Long before the investigations and litigation were complete, flowers and a memorial marker were planted at the crash site.

DeJhown Mandley didn't seek to tell this story. He hasn't told anyone. His coaches didn't know. Most of his UNLV friends didn't know. He was surprised this week when the Sun asked about it.

"We just tried to forget about it," Mandley said. "I hadn't thought about it for a long time."

But he acknowledged that the episode changed him. It's a searing lesson for a 7-year-old to discover that airplanes occasionally fall out of the sky and that the people on board usually die. It's also a lesson in the element of chance, of sheer blind luck.

One-hundred-fifty-four people got on a plane, DeJhown Mandley didn't. They died, he didn't.

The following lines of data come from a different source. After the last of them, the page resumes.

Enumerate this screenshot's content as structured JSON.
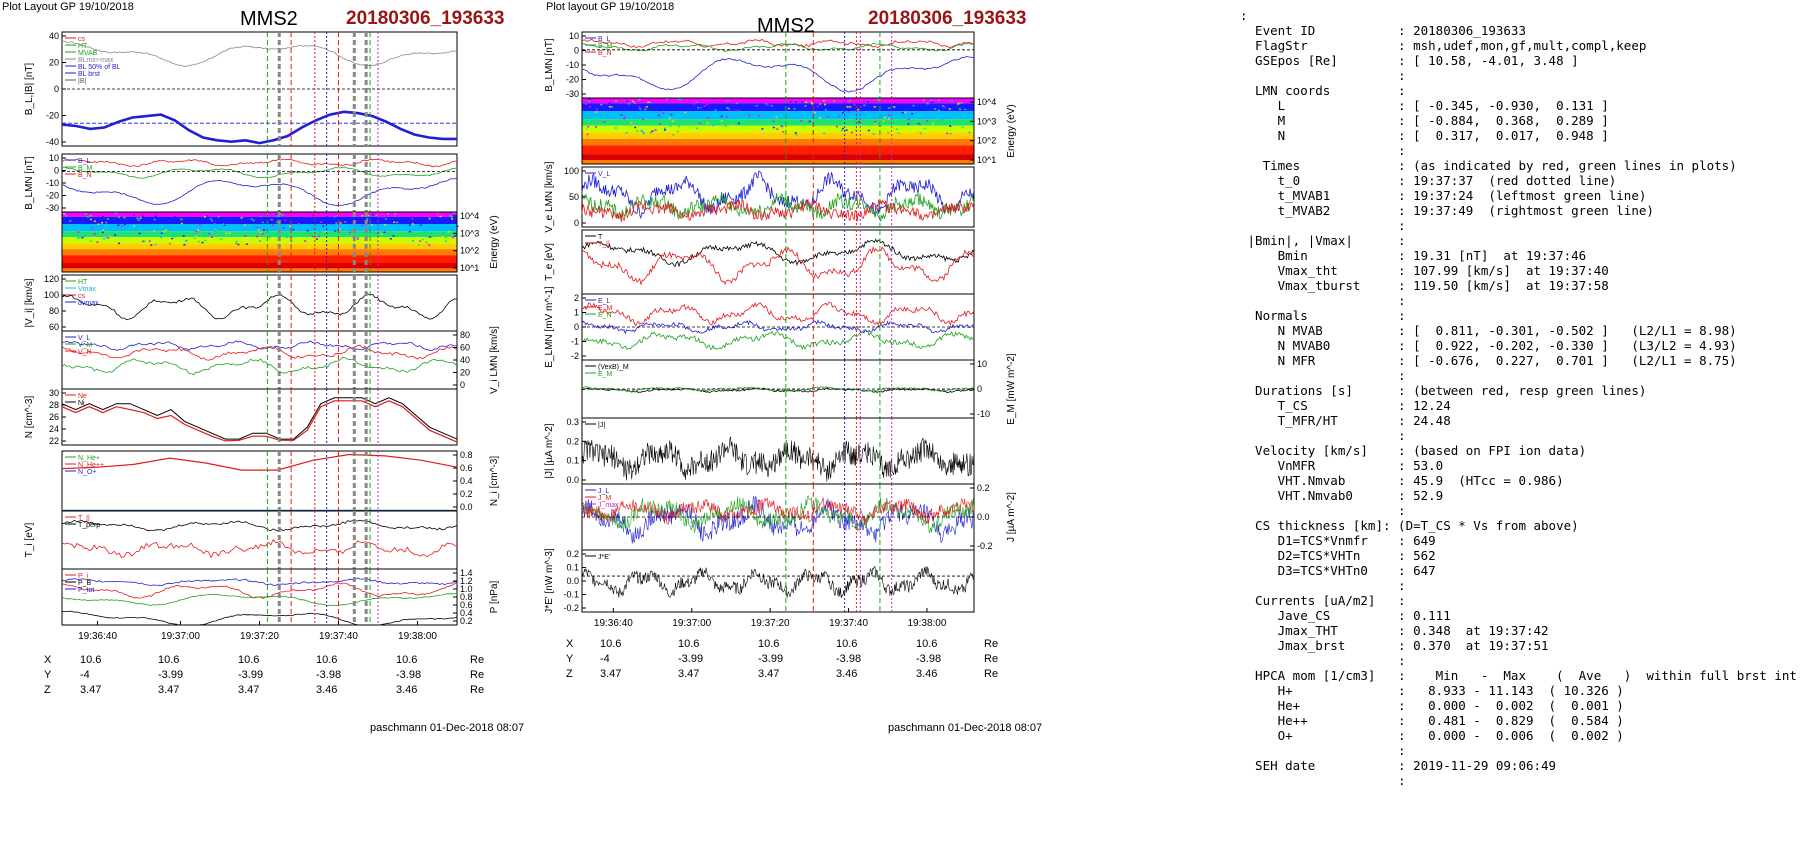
{
  "left": {
    "header": "Plot Layout GP 19/10/2018",
    "spacecraft": "MMS2",
    "event": "20180306_193633",
    "footer": "paschmann 01-Dec-2018 08:07",
    "panels": [
      {
        "ylabel": "B_L,|B| [nT]",
        "ticks_left": [
          "40",
          "20",
          "0",
          "-20",
          "-40"
        ],
        "legend": [
          "cs",
          "HT",
          "MVAB",
          "BLmin-max",
          "BL 50% of BL",
          "BL brst",
          "|B|"
        ],
        "legend_colors": [
          "#e41a1c",
          "#1fa21f",
          "#1fa21f",
          "#888888",
          "#1f1fd6",
          "#1f1fd6",
          "#555555"
        ]
      },
      {
        "ylabel": "B_LMN [nT]",
        "ticks_left": [
          "10",
          "0",
          "-10",
          "-20",
          "-30"
        ],
        "legend": [
          "B_L",
          "B_M",
          "B_N"
        ],
        "legend_colors": [
          "#1f1fd6",
          "#1fa21f",
          "#e41a1c"
        ]
      },
      {
        "ylabel": "Energy (eV)",
        "ticks_right": [
          "10^4",
          "10^3",
          "10^2",
          "10^1"
        ]
      },
      {
        "ylabel": "|V_i| [km/s]",
        "ticks_left": [
          "120",
          "100",
          "80",
          "60"
        ],
        "legend": [
          "HT",
          "Vmax",
          "cs",
          "dvmax"
        ],
        "legend_colors": [
          "#1fa21f",
          "#18b8d8",
          "#e41a1c",
          "#1f1fd6"
        ]
      },
      {
        "ylabel": "V_i LMN [km/s]",
        "ticks_right": [
          "80",
          "60",
          "40",
          "20",
          "0"
        ],
        "legend": [
          "V_L",
          "V_M",
          "V_N"
        ],
        "legend_colors": [
          "#1f1fd6",
          "#1fa21f",
          "#e41a1c"
        ]
      },
      {
        "ylabel": "N [cm^-3]",
        "ticks_left": [
          "30",
          "28",
          "26",
          "24",
          "22"
        ],
        "legend": [
          "Ne",
          "Ni"
        ],
        "legend_colors": [
          "#e41a1c",
          "#000000"
        ]
      },
      {
        "ylabel": "N_i [cm^-3]",
        "ticks_right": [
          "0.8",
          "0.6",
          "0.4",
          "0.2",
          "0.0"
        ],
        "legend": [
          "N_He+",
          "N_He++",
          "N_O+"
        ],
        "legend_colors": [
          "#1fa21f",
          "#e41a1c",
          "#1f1fd6"
        ]
      },
      {
        "ylabel": "T_i [eV]",
        "legend": [
          "T_||",
          "T_perp"
        ],
        "legend_colors": [
          "#e41a1c",
          "#000000"
        ]
      },
      {
        "ylabel": "P [nPa]",
        "ticks_right": [
          "1.4",
          "1.2",
          "1.0",
          "0.8",
          "0.6",
          "0.4",
          "0.2"
        ],
        "legend": [
          "P_i",
          "P_B",
          "P_tot"
        ],
        "legend_colors": [
          "#e41a1c",
          "#000000",
          "#1f1fd6"
        ]
      }
    ],
    "time_ticks": [
      "19:36:40",
      "19:37:00",
      "19:37:20",
      "19:37:40",
      "19:38:00"
    ],
    "ephemeris": {
      "labels": [
        "X",
        "Y",
        "Z"
      ],
      "unit": "Re",
      "rows": [
        [
          "10.6",
          "10.6",
          "10.6",
          "10.6",
          "10.6"
        ],
        [
          "-4",
          "-3.99",
          "-3.99",
          "-3.98",
          "-3.98"
        ],
        [
          "3.47",
          "3.47",
          "3.47",
          "3.46",
          "3.46"
        ]
      ]
    }
  },
  "right": {
    "header": "Plot layout GP 19/10/2018",
    "spacecraft": "MMS2",
    "event": "20180306_193633",
    "footer": "paschmann 01-Dec-2018 08:07",
    "panels": [
      {
        "ylabel": "B_LMN [nT]",
        "ticks_left": [
          "10",
          "0",
          "-10",
          "-20",
          "-30"
        ],
        "legend": [
          "B_L",
          "B_M",
          "B_N"
        ],
        "legend_colors": [
          "#1f1fd6",
          "#1fa21f",
          "#e41a1c"
        ]
      },
      {
        "ylabel": "Energy (eV)",
        "ticks_right": [
          "10^4",
          "10^3",
          "10^2",
          "10^1"
        ]
      },
      {
        "ylabel": "V_e LMN [km/s]",
        "ticks_left": [
          "100",
          "50",
          "0"
        ],
        "legend": [
          "V_L"
        ],
        "legend_colors": [
          "#1f1fd6"
        ]
      },
      {
        "ylabel": "T_e [eV]",
        "legend": [
          "T",
          "T_||"
        ],
        "legend_colors": [
          "#000000",
          "#e41a1c"
        ]
      },
      {
        "ylabel": "E_LMN [mV m^-1]",
        "ticks_left": [
          "2",
          "1",
          "0",
          "-1",
          "-2"
        ],
        "legend": [
          "E_L",
          "E_M",
          "E_N"
        ],
        "legend_colors": [
          "#1f1fd6",
          "#e41a1c",
          "#1fa21f"
        ]
      },
      {
        "ylabel": "E_M [mW m^-2]",
        "ticks_right": [
          "10",
          "0",
          "-10"
        ],
        "legend": [
          "(VexB)_M",
          "E_M"
        ],
        "legend_colors": [
          "#000000",
          "#1fa21f"
        ]
      },
      {
        "ylabel": "|J| [µA m^-2]",
        "ticks_left": [
          "0.3",
          "0.2",
          "0.1",
          "0.0"
        ],
        "legend": [
          "|J|"
        ],
        "legend_colors": [
          "#000000"
        ]
      },
      {
        "ylabel": "J [µA m^-2]",
        "ticks_right": [
          "0.2",
          "0.0",
          "-0.2"
        ],
        "legend": [
          "J_L",
          "J_M",
          "J_max"
        ],
        "legend_colors": [
          "#1f1fd6",
          "#e41a1c",
          "#d020d0"
        ]
      },
      {
        "ylabel": "J*E' [nW m^-3]",
        "ticks_left": [
          "0.2",
          "0.1",
          "0.0",
          "-0.1",
          "-0.2"
        ],
        "legend": [
          "J*E'"
        ],
        "legend_colors": [
          "#000000"
        ]
      }
    ],
    "time_ticks": [
      "19:36:40",
      "19:37:00",
      "19:37:20",
      "19:37:40",
      "19:38:00"
    ],
    "ephemeris": {
      "labels": [
        "X",
        "Y",
        "Z"
      ],
      "unit": "Re",
      "rows": [
        [
          "10.6",
          "10.6",
          "10.6",
          "10.6",
          "10.6"
        ],
        [
          "-4",
          "-3.99",
          "-3.99",
          "-3.98",
          "-3.98"
        ],
        [
          "3.47",
          "3.47",
          "3.47",
          "3.46",
          "3.46"
        ]
      ]
    }
  },
  "info_lines": [
    ":",
    "  Event ID           : 20180306_193633",
    "  FlagStr            : msh,udef,mon,gf,mult,compl,keep",
    "  GSEpos [Re]        : [ 10.58, -4.01, 3.48 ]",
    "                     :",
    "  LMN coords         :",
    "     L               : [ -0.345, -0.930,  0.131 ]",
    "     M               : [ -0.884,  0.368,  0.289 ]",
    "     N               : [  0.317,  0.017,  0.948 ]",
    "                     :",
    "   Times             : (as indicated by red, green lines in plots)",
    "     t_0             : 19:37:37  (red dotted line)",
    "     t_MVAB1         : 19:37:24  (leftmost green line)",
    "     t_MVAB2         : 19:37:49  (rightmost green line)",
    "                     :",
    " |Bmin|, |Vmax|      :",
    "     Bmin            : 19.31 [nT]  at 19:37:46",
    "     Vmax_tht        : 107.99 [km/s]  at 19:37:40",
    "     Vmax_tburst     : 119.50 [km/s]  at 19:37:58",
    "                     :",
    "  Normals            :",
    "     N MVAB          : [  0.811, -0.301, -0.502 ]   (L2/L1 = 8.98)",
    "     N MVAB0         : [  0.922, -0.202, -0.330 ]   (L3/L2 = 4.93)",
    "     N MFR           : [ -0.676,  0.227,  0.701 ]   (L2/L1 = 8.75)",
    "                     :",
    "  Durations [s]      : (between red, resp green lines)",
    "     T_CS            : 12.24",
    "     T_MFR/HT        : 24.48",
    "                     :",
    "  Velocity [km/s]    : (based on FPI ion data)",
    "     VnMFR           : 53.0",
    "     VHT.Nmvab       : 45.9  (HTcc = 0.986)",
    "     VHT.Nmvab0      : 52.9",
    "                     :",
    "  CS thickness [km]: (D=T_CS * Vs from above)",
    "     D1=TCS*Vnmfr    : 649",
    "     D2=TCS*VHTn     : 562",
    "     D3=TCS*VHTn0    : 647",
    "                     :",
    "  Currents [uA/m2]   :",
    "     Jave_CS         : 0.111",
    "     Jmax_THT        : 0.348  at 19:37:42",
    "     Jmax_brst       : 0.370  at 19:37:51",
    "                     :",
    "  HPCA mom [1/cm3]   :    Min   -  Max    (  Ave   )  within full brst int",
    "     H+              :   8.933 - 11.143  ( 10.326 )",
    "     He+             :   0.000 -  0.002  (  0.001 )",
    "     He++            :   0.481 -  0.829  (  0.584 )",
    "     O+              :   0.000 -  0.006  (  0.002 )",
    "                     :",
    "  SEH date           : 2019-11-29 09:06:49",
    "                     :"
  ],
  "chart_data": [
    {
      "type": "line",
      "title": "MMS2 20180306_193633 (left page)",
      "x_ticks": [
        "19:36:40",
        "19:37:00",
        "19:37:20",
        "19:37:40",
        "19:38:00"
      ],
      "series": [
        {
          "name": "B_L brst",
          "values": [
            -25,
            -28,
            -20,
            -18,
            -30,
            -37,
            -38,
            -35,
            -24,
            -16,
            -18,
            -25,
            -33,
            -36
          ]
        },
        {
          "name": "|B|",
          "values": [
            35,
            34,
            38,
            30,
            28,
            32,
            33,
            28,
            23,
            20,
            24,
            28,
            33,
            34
          ]
        }
      ],
      "markers": {
        "t_0": "19:37:37",
        "t_MVAB1": "19:37:24",
        "t_MVAB2": "19:37:49"
      }
    },
    {
      "type": "line",
      "title": "MMS2 20180306_193633 (right page)",
      "x_ticks": [
        "19:36:40",
        "19:37:00",
        "19:37:20",
        "19:37:40",
        "19:38:00"
      ],
      "series": [
        {
          "name": "B_L",
          "values": [
            -10,
            -15,
            -20,
            -25,
            -32,
            -34,
            -28,
            -20,
            -15,
            -18,
            -25,
            -30
          ]
        }
      ]
    }
  ]
}
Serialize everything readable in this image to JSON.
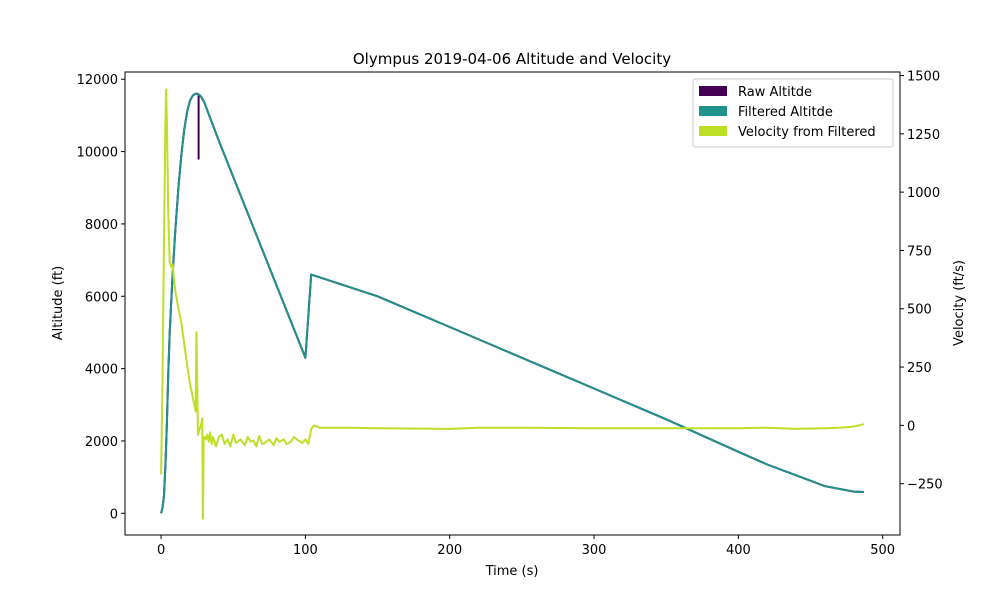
{
  "chart_data": {
    "type": "line",
    "title": "Olympus 2019-04-06 Altitude and Velocity",
    "xlabel": "Time (s)",
    "ylabel_left": "Altitude (ft)",
    "ylabel_right": "Velocity (ft/s)",
    "xlim": [
      -25,
      512
    ],
    "ylim_left": [
      -600,
      12200
    ],
    "ylim_right": [
      -470,
      1515
    ],
    "xticks": [
      0,
      100,
      200,
      300,
      400,
      500
    ],
    "yticks_left": [
      0,
      2000,
      4000,
      6000,
      8000,
      10000,
      12000
    ],
    "yticks_right": [
      -250,
      0,
      250,
      500,
      750,
      1000,
      1250,
      1500
    ],
    "grid": false,
    "legend_position": "top-right",
    "series": [
      {
        "name": "Raw Altitde",
        "axis": "left",
        "color": "#440154",
        "x": [
          0,
          1,
          2,
          3,
          4,
          5,
          6,
          8,
          10,
          12,
          14,
          16,
          18,
          20,
          22,
          24,
          25,
          26,
          26.01,
          26.02,
          27,
          28,
          30,
          40,
          50,
          60,
          70,
          80,
          90,
          100,
          104,
          150,
          200,
          250,
          300,
          350,
          400,
          420,
          440,
          460,
          480,
          487
        ],
        "values": [
          0,
          150,
          500,
          1300,
          2500,
          3900,
          5000,
          6600,
          7900,
          9000,
          9900,
          10600,
          11100,
          11400,
          11550,
          11600,
          11600,
          11580,
          9800,
          11580,
          11550,
          11500,
          11350,
          10300,
          9300,
          8300,
          7300,
          6300,
          5300,
          4300,
          6600,
          6000,
          5150,
          4300,
          3450,
          2600,
          1700,
          1350,
          1050,
          750,
          600,
          590
        ]
      },
      {
        "name": "Filtered Altitde",
        "axis": "left",
        "color": "#21918c",
        "x": [
          0,
          1,
          2,
          3,
          4,
          5,
          6,
          8,
          10,
          12,
          14,
          16,
          18,
          20,
          22,
          24,
          25,
          26,
          27,
          28,
          30,
          40,
          50,
          60,
          70,
          80,
          90,
          100,
          104,
          150,
          200,
          250,
          300,
          350,
          400,
          420,
          440,
          460,
          480,
          487
        ],
        "values": [
          0,
          150,
          500,
          1300,
          2500,
          3900,
          5000,
          6600,
          7900,
          9000,
          9900,
          10600,
          11100,
          11400,
          11550,
          11600,
          11600,
          11580,
          11550,
          11500,
          11350,
          10300,
          9300,
          8300,
          7300,
          6300,
          5300,
          4300,
          6600,
          6000,
          5150,
          4300,
          3450,
          2600,
          1700,
          1350,
          1050,
          750,
          600,
          590
        ]
      },
      {
        "name": "Velocity from Filtered",
        "axis": "right",
        "color": "#bddf26",
        "x": [
          0,
          1,
          2,
          3,
          3.5,
          4,
          5,
          6,
          7,
          8,
          9,
          10,
          12,
          14,
          16,
          18,
          20,
          22,
          24,
          24.5,
          25,
          25.5,
          26,
          27,
          28,
          28.5,
          29,
          29.5,
          30,
          31,
          32,
          33,
          34,
          35,
          36,
          38,
          40,
          42,
          44,
          46,
          48,
          50,
          52,
          55,
          58,
          60,
          62,
          64,
          66,
          68,
          70,
          72,
          75,
          78,
          80,
          82,
          85,
          87,
          90,
          92,
          95,
          98,
          100,
          102,
          104,
          106,
          110,
          130,
          150,
          200,
          220,
          250,
          300,
          350,
          400,
          420,
          440,
          460,
          470,
          480,
          487
        ],
        "values": [
          -210,
          200,
          800,
          1300,
          1440,
          1300,
          900,
          700,
          680,
          690,
          620,
          570,
          500,
          440,
          350,
          260,
          180,
          120,
          60,
          400,
          200,
          -40,
          -30,
          -10,
          10,
          30,
          -400,
          -50,
          -50,
          -60,
          -40,
          -70,
          -30,
          -80,
          -50,
          -90,
          -50,
          -40,
          -80,
          -60,
          -90,
          -40,
          -75,
          -60,
          -85,
          -50,
          -70,
          -65,
          -90,
          -45,
          -80,
          -75,
          -60,
          -85,
          -55,
          -70,
          -60,
          -80,
          -70,
          -50,
          -65,
          -75,
          -60,
          -80,
          -15,
          0,
          -10,
          -10,
          -12,
          -15,
          -10,
          -10,
          -12,
          -12,
          -12,
          -10,
          -15,
          -12,
          -10,
          -5,
          5
        ]
      }
    ]
  }
}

"It didn't hit me until I got older," he said. "I guess I understood at the time, but it didn't really affect me as much as it did later on.

"I just thank God we didn't get on the plane. I give praise to God. That's all I can do."

Mandley insists he isn't a nervous flier now. In his Rebels career, the team has flown to such faraway destinations as Mississippi, Iowa and Hawaii with routine takeoffs and landings.

Two weeks from today, the Rebels will go to Arkansas to open a season of great promise. Mandley will be in the starting lineup that Thursday night, and it's the anticipation of that game that sustains him and his teammates through the heat and boredom of two-a-days at Rebel Park.

As they practice, planes still fly overhead and the sky shakes. DeJhown Mandley doesn't always notice them, but his silent prayers accompany every flight.